Une filière délaissée  ?

Mais si l’État ne peut pas tout, il peut tout de même un peu. Dans certains pays (en Allemagne, par exemple, évidemment), il ne s’en prive pas. Bruxelles (rendons-lui justice pour une fois) est disposé à accepter un plan de financement de la filière microélectronique pour relayer le précédent qui se termine cette année. Les États doivent passer par le cadre des IPCEI («  projets importants d’intérêt européen commun  ») qui permet de se libérer des contraintes de libre concurrence, à condition que trois États membres, au minimum, investissent dans des domaines «  qui apportent une contribution notable à la croissance économique, à l’emploi et à la compétitivité de l’Europe  ». Berlin a mis un milliard sur la table, que viendront compléter les investissements des entreprises allemandes, pour un total dépassant les 5 milliards.
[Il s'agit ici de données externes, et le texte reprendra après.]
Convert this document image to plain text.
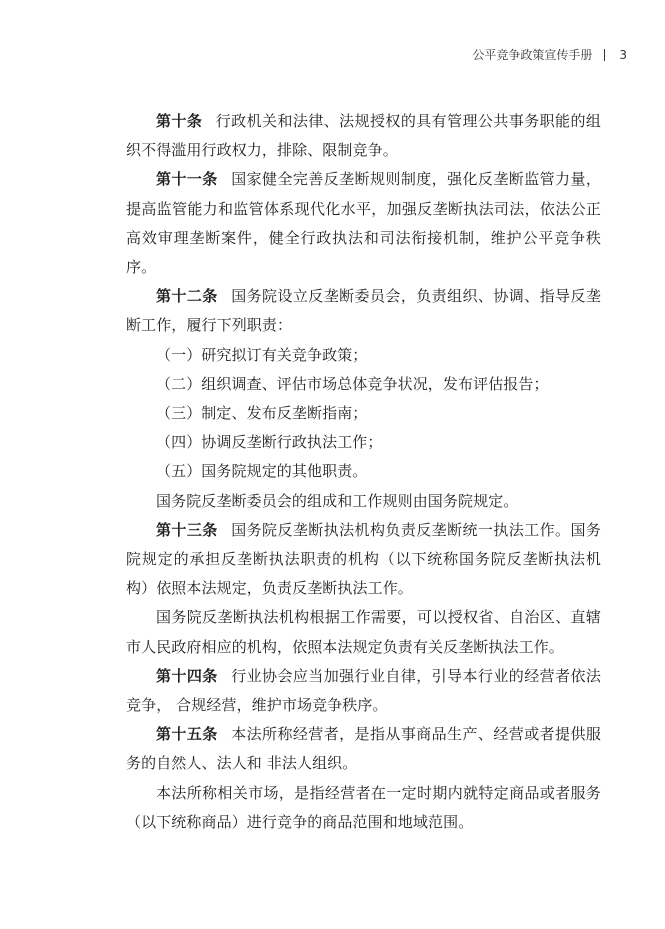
公平竞争政策宣传手册 3

第十条 行政机关和法律、法规授权的具有管理公共事务职能的组织不得滥用行政权力，排除、限制竞争。

第十一条 国家健全完善反垄断规则制度，强化反垄断监管力量，提高监管能力和监管体系现代化水平，加强反垄断执法司法，依法公正高效审理垄断案件，健全行政执法和司法衔接机制，维护公平竞争秩序。

第十二条 国务院设立反垄断委员会，负责组织、协调、指导反垄断工作，履行下列职责：

（一）研究拟订有关竞争政策；

（二）组织调查、评估市场总体竞争状况，发布评估报告；

（三）制定、发布反垄断指南；

（四）协调反垄断行政执法工作；

（五）国务院规定的其他职责。

国务院反垄断委员会的组成和工作规则由国务院规定。

第十三条 国务院反垄断执法机构负责反垄断统一执法工作。国务院规定的承担反垄断执法职责的机构（以下统称国务院反垄断执法机构）依照本法规定，负责反垄断执法工作。

国务院反垄断执法机构根据工作需要，可以授权省、自治区、直辖市人民政府相应的机构，依照本法规定负责有关反垄断执法工作。

第十四条 行业协会应当加强行业自律，引导本行业的经营者依法竞争， 合规经营，维护市场竞争秩序。

第十五条 本法所称经营者，是指从事商品生产、经营或者提供服务的自然人、法人和 非法人组织。

本法所称相关市场，是指经营者在一定时期内就特定商品或者服务（以下统称商品）进行竞争的商品范围和地域范围。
En France, malgré les alertes lancées par le porte-parole de la filière et patron de Soitec, et nonobstant les discours ministériels et plans d’investissements (dont on a déjà évoqué le flou concernant la composante industrielle), l’État a encore brillé par son absence. Pourtant, son action permettrait à cette filière, une des rares à conserver un avantage concurrentiel significatif sur les États-Unis ou l’Asie, de conserver son avance et d’être en pointe sur l’avenir que lui façonnent les projets d’objets et de voitures connectés.

On connaît la chanson

L’échelon européen n’est-il donc bon que lorsqu’il s’agit de réaliser des transferts de souveraineté, mais pas pour soutenir des projets industriels concrets et d’avenir  ? «  Nous ne parlons pas de la zone dollar, nous parlons des États-Unis qui [sont] un grand pays. Et demain, je veux que nous parlions, non plus de la zone euro, mais de l’Europe comme d’un grand pays avec une économie performante, avec de la croissance, de l’emploi, de l’éducation, des investissements et de l’innovation  », dit encore le ministre, comme si ce changement d’échelon pouvait tout résoudre. Dans le discours des années quatre-vingt-dix, la taille critique de la monnaie était européenne. Le moins que l’on puisse dire, c’est que le résultat laisse à désirer.